Wir gehen dann zu den drei im Jahre 1913 fertig gestellten Meridianhäusern mit ihren halbkugelartigen Kuppeln, die sich in Nord-Süd-Richtung öffnen lassen. Mit den drei Teleskopen wurde bis 1960 die Position der Sterne beim Meridiandurchgang bestimmt. Die Gebäude wurden als Baudenkmäler erhalten und werden heute mit modernster Technik zu Schulungs- und Informationszwecken genutzt.
Danach kommen wir zum Spiegelgebäude mit seiner mächtigen Kuppel. Dieses wird heute als Bibliothek genutzt. Das 1932 von Zeiss Jena gebaute 125 cm Spiegelteleskop wurde 1945 abgebaut und auf die Krim geschafft. Der große Saal und die Tresorräume beherbergen nun mehr als 75 000 Bücher, Tafeln, Karten und Schätze aus den letzten 300 Jahren mit Werken von Galilei, Kopernikus und anderen großen Forschern. Im Saal beeindrucken die über drei Etagen gebauten Regale, die dem Rund des Kuppelsaals angepasst und ein handwerkliches Meisterwerk sind.

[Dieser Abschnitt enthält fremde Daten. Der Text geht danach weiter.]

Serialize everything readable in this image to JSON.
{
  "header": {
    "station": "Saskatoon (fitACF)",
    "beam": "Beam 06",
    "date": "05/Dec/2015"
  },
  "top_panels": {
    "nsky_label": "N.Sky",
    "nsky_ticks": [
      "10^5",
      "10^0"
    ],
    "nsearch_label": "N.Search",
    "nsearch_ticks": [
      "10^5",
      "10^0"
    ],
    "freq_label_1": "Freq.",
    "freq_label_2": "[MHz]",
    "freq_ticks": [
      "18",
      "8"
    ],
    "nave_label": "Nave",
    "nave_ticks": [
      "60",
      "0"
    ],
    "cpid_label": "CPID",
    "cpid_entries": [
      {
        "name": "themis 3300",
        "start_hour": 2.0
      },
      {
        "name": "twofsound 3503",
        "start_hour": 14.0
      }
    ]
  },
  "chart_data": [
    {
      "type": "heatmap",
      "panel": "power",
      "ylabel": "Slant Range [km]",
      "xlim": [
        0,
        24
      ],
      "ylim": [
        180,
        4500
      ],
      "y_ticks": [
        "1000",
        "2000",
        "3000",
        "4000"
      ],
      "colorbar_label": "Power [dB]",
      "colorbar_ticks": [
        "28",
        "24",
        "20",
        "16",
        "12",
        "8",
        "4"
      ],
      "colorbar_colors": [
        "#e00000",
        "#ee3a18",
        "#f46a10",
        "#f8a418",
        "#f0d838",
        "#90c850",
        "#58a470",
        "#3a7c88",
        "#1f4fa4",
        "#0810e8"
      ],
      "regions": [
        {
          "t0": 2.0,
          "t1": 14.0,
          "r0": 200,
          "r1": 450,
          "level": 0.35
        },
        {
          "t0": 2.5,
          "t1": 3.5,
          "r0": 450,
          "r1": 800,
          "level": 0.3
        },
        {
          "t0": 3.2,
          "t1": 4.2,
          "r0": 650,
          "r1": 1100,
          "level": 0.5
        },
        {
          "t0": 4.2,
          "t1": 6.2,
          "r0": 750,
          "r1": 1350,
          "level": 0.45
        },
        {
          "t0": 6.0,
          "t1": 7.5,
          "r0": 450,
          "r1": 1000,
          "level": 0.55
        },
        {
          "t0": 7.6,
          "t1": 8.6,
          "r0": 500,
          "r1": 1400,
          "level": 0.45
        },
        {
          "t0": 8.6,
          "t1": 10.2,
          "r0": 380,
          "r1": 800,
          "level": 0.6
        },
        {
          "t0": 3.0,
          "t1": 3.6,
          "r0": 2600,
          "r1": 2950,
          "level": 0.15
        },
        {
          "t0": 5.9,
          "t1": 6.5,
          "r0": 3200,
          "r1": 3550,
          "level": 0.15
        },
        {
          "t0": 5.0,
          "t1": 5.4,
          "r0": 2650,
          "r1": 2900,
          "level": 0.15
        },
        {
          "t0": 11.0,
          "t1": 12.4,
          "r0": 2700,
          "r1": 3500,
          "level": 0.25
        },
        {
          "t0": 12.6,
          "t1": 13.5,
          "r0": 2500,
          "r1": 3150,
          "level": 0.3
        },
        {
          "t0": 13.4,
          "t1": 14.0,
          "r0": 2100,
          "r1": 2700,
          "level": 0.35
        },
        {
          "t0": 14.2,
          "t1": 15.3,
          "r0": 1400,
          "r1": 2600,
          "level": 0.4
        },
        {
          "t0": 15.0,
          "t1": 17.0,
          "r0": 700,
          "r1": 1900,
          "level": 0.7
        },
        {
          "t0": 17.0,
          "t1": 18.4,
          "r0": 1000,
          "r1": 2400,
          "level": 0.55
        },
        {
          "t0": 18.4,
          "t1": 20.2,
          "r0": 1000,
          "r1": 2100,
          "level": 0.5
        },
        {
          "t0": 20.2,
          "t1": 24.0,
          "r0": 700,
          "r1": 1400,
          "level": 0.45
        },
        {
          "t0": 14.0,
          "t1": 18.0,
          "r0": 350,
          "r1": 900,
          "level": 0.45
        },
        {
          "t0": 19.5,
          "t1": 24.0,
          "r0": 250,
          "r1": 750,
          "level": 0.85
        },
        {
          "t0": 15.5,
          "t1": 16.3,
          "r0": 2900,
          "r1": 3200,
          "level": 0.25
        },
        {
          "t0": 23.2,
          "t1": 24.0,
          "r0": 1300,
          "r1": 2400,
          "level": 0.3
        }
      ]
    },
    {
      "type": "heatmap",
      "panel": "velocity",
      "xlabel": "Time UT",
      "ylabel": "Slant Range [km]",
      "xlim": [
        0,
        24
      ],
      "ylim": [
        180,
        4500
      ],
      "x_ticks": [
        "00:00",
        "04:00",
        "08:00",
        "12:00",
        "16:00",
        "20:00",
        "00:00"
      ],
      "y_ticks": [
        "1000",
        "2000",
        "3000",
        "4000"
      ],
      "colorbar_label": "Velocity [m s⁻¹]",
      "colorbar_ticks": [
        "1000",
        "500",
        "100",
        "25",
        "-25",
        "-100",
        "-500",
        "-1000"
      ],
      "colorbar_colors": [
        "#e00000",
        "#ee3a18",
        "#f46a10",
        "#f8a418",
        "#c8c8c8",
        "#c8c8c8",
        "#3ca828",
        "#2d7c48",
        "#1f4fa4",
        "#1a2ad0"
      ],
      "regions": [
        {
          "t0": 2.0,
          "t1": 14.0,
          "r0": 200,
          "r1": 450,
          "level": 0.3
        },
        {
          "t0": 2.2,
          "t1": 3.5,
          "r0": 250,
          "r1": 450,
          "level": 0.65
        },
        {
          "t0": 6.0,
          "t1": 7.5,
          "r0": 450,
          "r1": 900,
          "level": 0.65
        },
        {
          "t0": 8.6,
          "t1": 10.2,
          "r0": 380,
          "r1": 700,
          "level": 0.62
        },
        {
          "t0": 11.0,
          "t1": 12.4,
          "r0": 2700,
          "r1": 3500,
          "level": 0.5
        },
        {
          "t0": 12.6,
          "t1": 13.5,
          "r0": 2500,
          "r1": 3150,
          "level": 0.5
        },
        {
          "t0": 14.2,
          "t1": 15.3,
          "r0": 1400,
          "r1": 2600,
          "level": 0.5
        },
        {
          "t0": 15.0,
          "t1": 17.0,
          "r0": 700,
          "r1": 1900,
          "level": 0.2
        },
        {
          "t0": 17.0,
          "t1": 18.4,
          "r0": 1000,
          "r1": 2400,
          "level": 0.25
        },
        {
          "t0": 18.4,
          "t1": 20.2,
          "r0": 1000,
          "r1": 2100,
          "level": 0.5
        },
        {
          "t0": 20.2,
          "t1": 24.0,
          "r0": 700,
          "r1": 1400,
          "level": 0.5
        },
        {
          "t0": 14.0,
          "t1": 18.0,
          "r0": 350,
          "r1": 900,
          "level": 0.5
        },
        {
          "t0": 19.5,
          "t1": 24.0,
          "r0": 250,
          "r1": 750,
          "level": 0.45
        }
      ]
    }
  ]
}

Wir beenden unseren Rundgang mit einem Blick in die zwei modernen Gebäude, Schwarzschildhaus und Leibnizhaus, mit ihren hochmodernen Laboren, Hörsälen und Werkstätten, in denen eine internationale Gemeinde von Wissenschaftlern, Studenten, Technikern und Handwerkern sich den neuesten wissenschaftlichen Herausforderungen stellt.
Voll neuer Eindrücke verabschieden wir uns mit dankbarem Beifall von Herrn Arlt, der im Ruhestand noch heute als ehrenamtlicher Mitarbeiter des Leibniz-Instituts für Astrophysik tätig ist und uns wieder einen faszinierenden Einblick in die Welt der für uns so rätselhaften Wissenschaft des Himmels und der Sterne gegeben hat.